Normen für das Verfahren zur Beurteilung mutmaßlicher Erscheinungen und Offenbarungen

Vorbemerkung zur Entstehung und zum Charakter der Normen
Auf der jährlichen Vollversammlung im November 1974 haben die Väter dieser Hl. Kongregation die Probleme bezüglich mutmaßlicher Erscheinungen und häufig damit verbundener Offenbarungen untersucht. Sie sind zu folgenden Ergebnissen gekommen:

1. Dank der Kommunikationsmittel (Massenmedien) verbreiten sich heute Nachrichten über solche Erscheinungen schneller unter den Gläubigen als in früheren Zeiten. Darüber hinaus begünstigt und vervielfacht die heutige Mobilität Pilgerfahrten, so dass die kirchliche Autorität sich zur genannten Sache äußern muss.

2. Andererseits machen es die heutige Mentalität und die Notwendigkeit einer kritischen wissenschaftlichen Untersuchung schwieriger, wenn nicht fast unmöglich, mit der gebotenen Schnelligkeit jenes Urteil zu fällen, das in der Vergangenheit die Untersuchungen zur Sache abgeschlossen hat (constat de supernaturalitate, non constat de supernaturalitate) und den Ordinarien die Möglichkeit bot, den öffentlichen Kult oder andere Formen der Verehrung durch die Gläubigen zu gestatten oder zu verbieten.

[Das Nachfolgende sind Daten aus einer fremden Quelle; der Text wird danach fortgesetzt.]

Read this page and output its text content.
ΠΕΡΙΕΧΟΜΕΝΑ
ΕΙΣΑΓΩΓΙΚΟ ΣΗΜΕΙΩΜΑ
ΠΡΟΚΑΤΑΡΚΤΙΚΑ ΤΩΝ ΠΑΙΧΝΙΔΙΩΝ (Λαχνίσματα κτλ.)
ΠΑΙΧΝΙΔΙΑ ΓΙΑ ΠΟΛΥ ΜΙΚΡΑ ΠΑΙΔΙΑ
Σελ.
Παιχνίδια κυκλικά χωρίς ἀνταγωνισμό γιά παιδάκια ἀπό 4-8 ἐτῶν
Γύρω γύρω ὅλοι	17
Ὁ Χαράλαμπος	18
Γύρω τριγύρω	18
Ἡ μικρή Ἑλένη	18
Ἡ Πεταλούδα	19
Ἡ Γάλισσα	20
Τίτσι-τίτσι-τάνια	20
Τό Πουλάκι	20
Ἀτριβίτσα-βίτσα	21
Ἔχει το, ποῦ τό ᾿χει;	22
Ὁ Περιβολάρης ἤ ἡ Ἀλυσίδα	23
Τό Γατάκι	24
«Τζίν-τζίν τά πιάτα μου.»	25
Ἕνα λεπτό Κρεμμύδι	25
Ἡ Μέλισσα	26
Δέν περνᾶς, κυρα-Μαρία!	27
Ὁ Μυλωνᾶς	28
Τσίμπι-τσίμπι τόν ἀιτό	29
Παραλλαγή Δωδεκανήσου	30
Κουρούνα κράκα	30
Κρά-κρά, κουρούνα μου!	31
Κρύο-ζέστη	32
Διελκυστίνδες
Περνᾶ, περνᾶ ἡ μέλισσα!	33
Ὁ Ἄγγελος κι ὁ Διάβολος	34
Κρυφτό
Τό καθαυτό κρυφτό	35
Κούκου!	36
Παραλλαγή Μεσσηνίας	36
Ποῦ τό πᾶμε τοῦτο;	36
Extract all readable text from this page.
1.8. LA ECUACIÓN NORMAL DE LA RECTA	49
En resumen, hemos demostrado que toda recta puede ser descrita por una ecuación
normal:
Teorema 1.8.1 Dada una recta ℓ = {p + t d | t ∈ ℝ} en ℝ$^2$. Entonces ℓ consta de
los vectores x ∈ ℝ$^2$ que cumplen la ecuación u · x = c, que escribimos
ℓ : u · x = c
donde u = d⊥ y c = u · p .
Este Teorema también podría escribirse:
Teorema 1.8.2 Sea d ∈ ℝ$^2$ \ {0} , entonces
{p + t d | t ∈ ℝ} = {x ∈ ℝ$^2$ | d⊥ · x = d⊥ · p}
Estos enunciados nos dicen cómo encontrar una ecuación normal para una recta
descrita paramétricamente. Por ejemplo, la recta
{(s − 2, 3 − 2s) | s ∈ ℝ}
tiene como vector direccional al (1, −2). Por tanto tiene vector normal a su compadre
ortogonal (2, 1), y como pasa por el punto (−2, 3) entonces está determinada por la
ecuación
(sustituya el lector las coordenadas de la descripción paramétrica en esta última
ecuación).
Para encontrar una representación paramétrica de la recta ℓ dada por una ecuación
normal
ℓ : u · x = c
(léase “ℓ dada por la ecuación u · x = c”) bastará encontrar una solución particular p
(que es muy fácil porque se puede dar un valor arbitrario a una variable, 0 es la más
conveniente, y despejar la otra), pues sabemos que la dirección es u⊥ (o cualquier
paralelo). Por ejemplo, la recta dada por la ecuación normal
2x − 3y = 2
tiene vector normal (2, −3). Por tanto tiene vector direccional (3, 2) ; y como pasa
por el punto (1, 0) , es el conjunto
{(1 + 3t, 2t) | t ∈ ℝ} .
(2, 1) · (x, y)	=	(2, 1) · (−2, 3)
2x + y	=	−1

Aus den genannten Gründen und damit die Verehrung durch die Gläubigen, die durch solche Geschehnisse hervorgerufen wird, sich in voller Übereinstimmung mit der Kirche entfalten und Frucht tragen kann, woran die Kirche selbst in Zukunft den wahren Charakter dieser Phänomene erkennen kann, haben die Väter beschlossen, dass in diesem Bereich das folgende Verfahren Anwendung findet.

Sobald die kirchliche Autorität über irgendwelche mutmaßlichen Erscheinungen oder Offenbarungen Kenntnis erhält, ist es ihre Aufgabe:

a) an Hand der positiven und negativen Kriterien über die Geschehnisse zu urteilen (vgl. unten Nr. I)

b) sofern diese Prüfung zu einem positiven Ergebnis führt, einige Ausdrucksformen des öffentlichen Kultes oder der Verehrung zu erlauben, wobei diese zugleich weiterhin mit großer Klugheit überwacht werden müssen (dies ist gleichbedeutend mit der Formel „pro nunc nihil obstare“);

c) im Licht der mit der Zeit gewonnenen Erfahrung und unter besonderer Berücksichtigung der geistlichen Fruchtbarkeit, die aus der neuen Verehrung hervorgeht ein Urteil über die Wahrheit und Übernatürlichkeit zu fällen, wo der Fall es erfordert.

I. Kriterien, um wenigstens mit einer gewissen Wahrscheinlichkeit den Charakter mutmaßlicher Erscheinungen und Offenbarungen beurteilen zu können

A) Positive Kriterien:

a) Eine durch genaue Untersuchungen gewonnene moralische Gewissheit oder wenigstens große Wahrscheinlichkeit über die Wirklichkeit des Ereignisses.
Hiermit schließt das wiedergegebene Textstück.